At initial presentation conventional X-rays should be acquired although osseous destruction is reported to be invisible until 7 to 14 days after the onset of the symptoms [6,16]. Correspondingly plain radiographs of our patients showed no evidence of a lytic lesion or periostal reaction. Still, Ezra et al. [11] suggest that carful assessment of plain radiographs alone can reveal the benign features of most lesions with a high degree of reliability thereby making additional imaging redundant. But considerable subperiostal collections, as found in our two patients might then be missed and treatment prolonged. Nevertheless, MRI is reported to be an accurate tool to identify OM [17]. Moreover, MRI shows the extent of bone involvement and is thereby a crucial tool identify cases that profit from surgical repair especially in patients with subperiostal abscesses and soft tissue collections.

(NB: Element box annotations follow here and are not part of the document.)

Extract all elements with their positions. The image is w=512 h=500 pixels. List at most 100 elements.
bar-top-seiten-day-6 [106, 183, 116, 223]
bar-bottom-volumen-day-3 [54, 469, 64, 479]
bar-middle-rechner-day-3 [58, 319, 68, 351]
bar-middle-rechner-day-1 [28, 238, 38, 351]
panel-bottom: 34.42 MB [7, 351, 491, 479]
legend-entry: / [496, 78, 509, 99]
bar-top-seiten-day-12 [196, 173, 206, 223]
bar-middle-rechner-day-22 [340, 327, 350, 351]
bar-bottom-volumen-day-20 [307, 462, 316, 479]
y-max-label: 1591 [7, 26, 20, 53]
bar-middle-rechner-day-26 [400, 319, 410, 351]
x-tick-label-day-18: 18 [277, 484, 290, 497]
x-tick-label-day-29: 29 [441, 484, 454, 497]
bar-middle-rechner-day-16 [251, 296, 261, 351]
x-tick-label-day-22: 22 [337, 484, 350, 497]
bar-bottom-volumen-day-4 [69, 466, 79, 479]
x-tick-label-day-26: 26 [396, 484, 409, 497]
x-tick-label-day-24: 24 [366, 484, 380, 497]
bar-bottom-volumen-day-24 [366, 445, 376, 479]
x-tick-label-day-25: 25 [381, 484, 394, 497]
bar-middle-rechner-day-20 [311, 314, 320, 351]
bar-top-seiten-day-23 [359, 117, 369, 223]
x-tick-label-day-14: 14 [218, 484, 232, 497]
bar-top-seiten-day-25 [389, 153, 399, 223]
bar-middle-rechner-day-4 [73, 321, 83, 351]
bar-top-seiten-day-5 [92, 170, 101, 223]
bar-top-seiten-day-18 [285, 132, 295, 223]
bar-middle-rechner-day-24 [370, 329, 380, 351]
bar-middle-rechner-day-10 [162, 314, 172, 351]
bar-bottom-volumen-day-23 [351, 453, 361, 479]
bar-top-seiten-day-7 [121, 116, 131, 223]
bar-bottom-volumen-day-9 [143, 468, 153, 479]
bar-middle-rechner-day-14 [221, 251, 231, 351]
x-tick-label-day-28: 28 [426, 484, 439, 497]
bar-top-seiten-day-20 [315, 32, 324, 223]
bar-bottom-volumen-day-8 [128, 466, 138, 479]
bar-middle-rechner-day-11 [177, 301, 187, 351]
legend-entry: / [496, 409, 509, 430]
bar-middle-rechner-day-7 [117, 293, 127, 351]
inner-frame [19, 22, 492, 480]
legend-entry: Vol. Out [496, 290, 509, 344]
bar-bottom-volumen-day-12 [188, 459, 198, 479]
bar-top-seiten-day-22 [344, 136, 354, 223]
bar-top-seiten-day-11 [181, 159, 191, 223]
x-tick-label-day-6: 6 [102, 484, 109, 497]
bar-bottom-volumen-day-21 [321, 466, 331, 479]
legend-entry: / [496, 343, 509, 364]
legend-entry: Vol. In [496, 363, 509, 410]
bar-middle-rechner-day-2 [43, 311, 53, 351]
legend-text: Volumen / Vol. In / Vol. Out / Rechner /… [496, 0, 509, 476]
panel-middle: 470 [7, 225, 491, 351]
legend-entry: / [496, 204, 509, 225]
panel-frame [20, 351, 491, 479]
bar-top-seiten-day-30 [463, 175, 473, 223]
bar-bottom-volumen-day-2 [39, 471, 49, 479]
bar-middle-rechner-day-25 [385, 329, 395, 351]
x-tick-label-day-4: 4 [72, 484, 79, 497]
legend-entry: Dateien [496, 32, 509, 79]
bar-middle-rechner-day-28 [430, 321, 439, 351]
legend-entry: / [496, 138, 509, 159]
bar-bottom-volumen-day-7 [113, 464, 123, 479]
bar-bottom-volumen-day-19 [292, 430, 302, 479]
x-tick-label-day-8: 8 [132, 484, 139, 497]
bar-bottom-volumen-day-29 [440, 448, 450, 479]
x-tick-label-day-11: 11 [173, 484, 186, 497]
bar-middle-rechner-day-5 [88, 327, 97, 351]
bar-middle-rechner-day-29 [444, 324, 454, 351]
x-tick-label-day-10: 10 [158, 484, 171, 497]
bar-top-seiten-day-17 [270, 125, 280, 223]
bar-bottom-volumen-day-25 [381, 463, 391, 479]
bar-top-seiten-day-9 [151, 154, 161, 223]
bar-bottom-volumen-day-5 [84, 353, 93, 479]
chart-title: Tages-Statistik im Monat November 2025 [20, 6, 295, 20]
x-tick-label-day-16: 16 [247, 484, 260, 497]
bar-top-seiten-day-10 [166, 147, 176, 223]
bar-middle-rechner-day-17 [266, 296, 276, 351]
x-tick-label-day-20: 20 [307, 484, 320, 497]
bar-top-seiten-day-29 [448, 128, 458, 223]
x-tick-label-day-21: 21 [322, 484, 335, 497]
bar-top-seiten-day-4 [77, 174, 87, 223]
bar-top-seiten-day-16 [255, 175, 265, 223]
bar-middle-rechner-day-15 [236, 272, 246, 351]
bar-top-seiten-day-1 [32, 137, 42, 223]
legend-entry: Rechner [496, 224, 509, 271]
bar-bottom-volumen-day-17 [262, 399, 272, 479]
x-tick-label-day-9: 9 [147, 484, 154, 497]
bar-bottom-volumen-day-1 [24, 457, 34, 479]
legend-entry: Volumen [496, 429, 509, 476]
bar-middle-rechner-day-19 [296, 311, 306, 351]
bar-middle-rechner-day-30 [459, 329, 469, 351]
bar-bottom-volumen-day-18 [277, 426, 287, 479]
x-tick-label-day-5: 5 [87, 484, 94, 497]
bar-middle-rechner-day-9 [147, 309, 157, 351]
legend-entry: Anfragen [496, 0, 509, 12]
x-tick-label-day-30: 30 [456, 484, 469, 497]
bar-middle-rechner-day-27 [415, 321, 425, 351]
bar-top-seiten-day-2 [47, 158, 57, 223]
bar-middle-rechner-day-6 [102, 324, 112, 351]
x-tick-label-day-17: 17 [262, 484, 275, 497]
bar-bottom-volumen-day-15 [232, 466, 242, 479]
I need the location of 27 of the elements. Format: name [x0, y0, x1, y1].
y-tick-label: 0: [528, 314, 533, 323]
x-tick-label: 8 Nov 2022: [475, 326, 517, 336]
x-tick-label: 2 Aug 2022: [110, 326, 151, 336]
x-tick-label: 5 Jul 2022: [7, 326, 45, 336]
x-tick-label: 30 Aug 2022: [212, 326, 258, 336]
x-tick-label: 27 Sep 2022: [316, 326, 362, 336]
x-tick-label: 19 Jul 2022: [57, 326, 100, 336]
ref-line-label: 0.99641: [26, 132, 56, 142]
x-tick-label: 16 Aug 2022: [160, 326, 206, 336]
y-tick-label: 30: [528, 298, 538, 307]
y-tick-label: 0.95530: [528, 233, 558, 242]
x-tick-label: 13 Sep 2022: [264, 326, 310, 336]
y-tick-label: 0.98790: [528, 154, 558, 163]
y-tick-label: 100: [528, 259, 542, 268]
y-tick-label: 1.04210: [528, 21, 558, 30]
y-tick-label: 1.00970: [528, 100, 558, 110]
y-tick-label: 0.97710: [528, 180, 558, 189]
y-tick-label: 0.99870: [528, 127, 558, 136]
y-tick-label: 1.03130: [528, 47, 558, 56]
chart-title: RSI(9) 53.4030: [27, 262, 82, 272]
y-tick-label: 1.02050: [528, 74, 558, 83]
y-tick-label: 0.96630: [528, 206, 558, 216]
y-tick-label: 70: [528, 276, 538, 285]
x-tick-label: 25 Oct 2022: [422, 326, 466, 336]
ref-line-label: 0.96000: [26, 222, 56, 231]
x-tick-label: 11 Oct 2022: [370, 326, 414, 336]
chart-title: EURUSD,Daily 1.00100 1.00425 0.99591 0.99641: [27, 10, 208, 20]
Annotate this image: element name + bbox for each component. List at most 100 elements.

MRI should be obtained with a T1 and T2 weighted sequence without fat suppression. In addition a STIR sequence as well as a T1 sequence after the injection of gadolinium should be performed. The T1 sequence shows good anatomic details as well as the fat content of the bone marrow. The STIR sequence is most sensitive for bone marrow edema and fluid collection and the T1 sequence after injection of gadolinium with fat suppression perfectly delineates the boarder of the inflammation.

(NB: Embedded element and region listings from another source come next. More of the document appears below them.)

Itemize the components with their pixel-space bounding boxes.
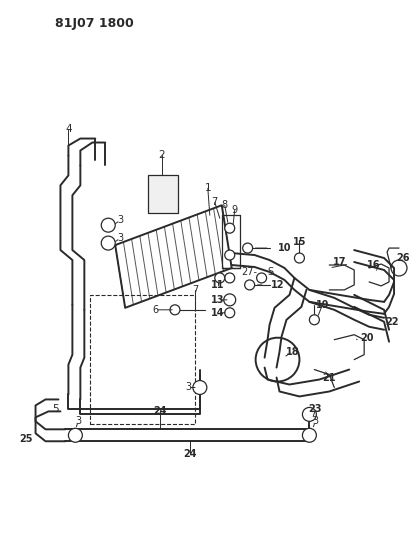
Circle shape — [302, 407, 316, 422]
Circle shape — [68, 429, 82, 442]
Text: 17: 17 — [332, 257, 346, 267]
Text: 9: 9 — [232, 205, 238, 215]
Text: 22: 22 — [385, 317, 399, 327]
Circle shape — [224, 294, 236, 306]
Text: 24: 24 — [153, 406, 167, 416]
Text: 4: 4 — [65, 124, 72, 134]
Text: 14: 14 — [211, 308, 224, 318]
Circle shape — [294, 253, 305, 263]
Text: 18: 18 — [286, 346, 299, 357]
Circle shape — [302, 429, 316, 442]
Text: 1: 1 — [205, 183, 211, 193]
Text: 23: 23 — [309, 405, 322, 414]
Bar — [90, 295, 195, 424]
Text: 3: 3 — [75, 416, 81, 426]
Circle shape — [225, 223, 235, 233]
Text: 6: 6 — [152, 305, 158, 315]
Circle shape — [242, 243, 253, 253]
Circle shape — [309, 315, 319, 325]
Text: 15: 15 — [293, 237, 306, 247]
Text: 3: 3 — [117, 233, 123, 243]
Text: 20: 20 — [360, 333, 374, 343]
Text: 81J07 1800: 81J07 1800 — [55, 17, 134, 29]
Text: 13: 13 — [211, 295, 224, 305]
Circle shape — [215, 273, 225, 283]
Text: 11: 11 — [211, 280, 224, 290]
Circle shape — [170, 305, 180, 315]
Circle shape — [193, 381, 207, 394]
Text: 8: 8 — [222, 200, 228, 210]
Text: 12: 12 — [271, 280, 284, 290]
Text: 2: 2 — [159, 150, 165, 160]
Text: 24: 24 — [183, 449, 196, 459]
Text: 7: 7 — [212, 197, 218, 207]
Text: 10: 10 — [278, 243, 291, 253]
Text: 3: 3 — [185, 383, 191, 392]
Text: 19: 19 — [316, 300, 329, 310]
Text: 7: 7 — [192, 285, 198, 295]
Circle shape — [225, 273, 235, 283]
Text: 5: 5 — [52, 405, 59, 414]
Bar — [148, 175, 178, 213]
Circle shape — [225, 250, 235, 260]
Circle shape — [225, 308, 235, 318]
Text: 21: 21 — [323, 373, 336, 383]
Circle shape — [256, 273, 267, 283]
Text: 3: 3 — [312, 416, 319, 426]
Text: 3: 3 — [117, 215, 123, 225]
Text: S: S — [268, 267, 274, 277]
Text: 25: 25 — [19, 434, 32, 445]
Text: 27-: 27- — [242, 267, 258, 277]
Text: 16: 16 — [367, 260, 381, 270]
Circle shape — [101, 218, 115, 232]
Circle shape — [245, 280, 255, 290]
Text: 26: 26 — [396, 253, 410, 263]
Circle shape — [101, 236, 115, 250]
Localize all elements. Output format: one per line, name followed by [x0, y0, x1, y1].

If MRI is not immediately available ultrasound is useful to detect a subperiostal abscess formation [15]. Ezra et al. [11] recommended ultrasound as an available, noninvasive method. To our opinion ultrasound provides only limited information regarding the extent of the OM. Nevertheless, ultrasound is reported to be useful for needle aspiration of a subperiostal abscess formation in selected cases [15,16].

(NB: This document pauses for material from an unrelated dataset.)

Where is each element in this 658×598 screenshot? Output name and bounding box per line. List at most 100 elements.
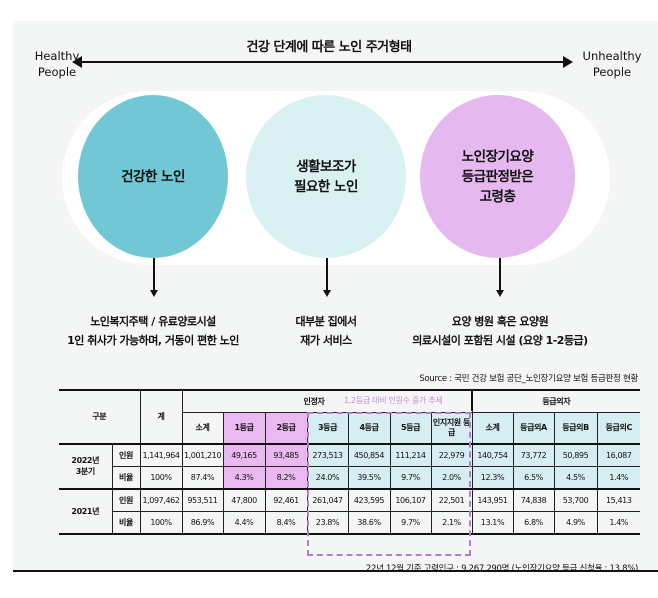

In all cases of HOM material for bacterial culture has to be obtained by aspirate, intraoperative specimen or blood culture. Cultures of aspirated material are reported to be negative in up to 75% [18,19]. But even in the absence of positive culture patients with epiphyseal OM improve during the course of antibiotic treatment [18]. Therefore, antibiotic regimen has to be started at the onset of symptoms targeting Staphylococcus aureus, which accounts for approximately 50%-60% of AHMO [7,18,20].
Current literature is inconclusive whether a metaepiphyseal HOM with abscess formation heals with AB treatment alone or requires surgical repair. In our opinion antibiotics alone may be sufficient in metaepiphyseal HOM in the absence of a periostal collection. But a subperiostal formation is a result of high intramedullary pressure levels. Still, no threshold is defined at which size a surgical drainage is indicated. Howard et al. [21] for example suggested a subperiostal formation of 2 mm to be crucial for surgical debridement. Nevertheless, uneventful recovery after spontaneous rupture of a subperiostal abscess collection is reported by Mah et al. [7] Of note, the authors at the same time consider surgery as to allow for quicker recovery.
Besides presence of a subperiostal abscess formation, our decision to perform surgery was based on the MRI findings regarding the physeal affection. Two drill holes thereby released the intramedullary pressure and limited the progression of the infection. However, no general recommendation can be made due to the small number of patients.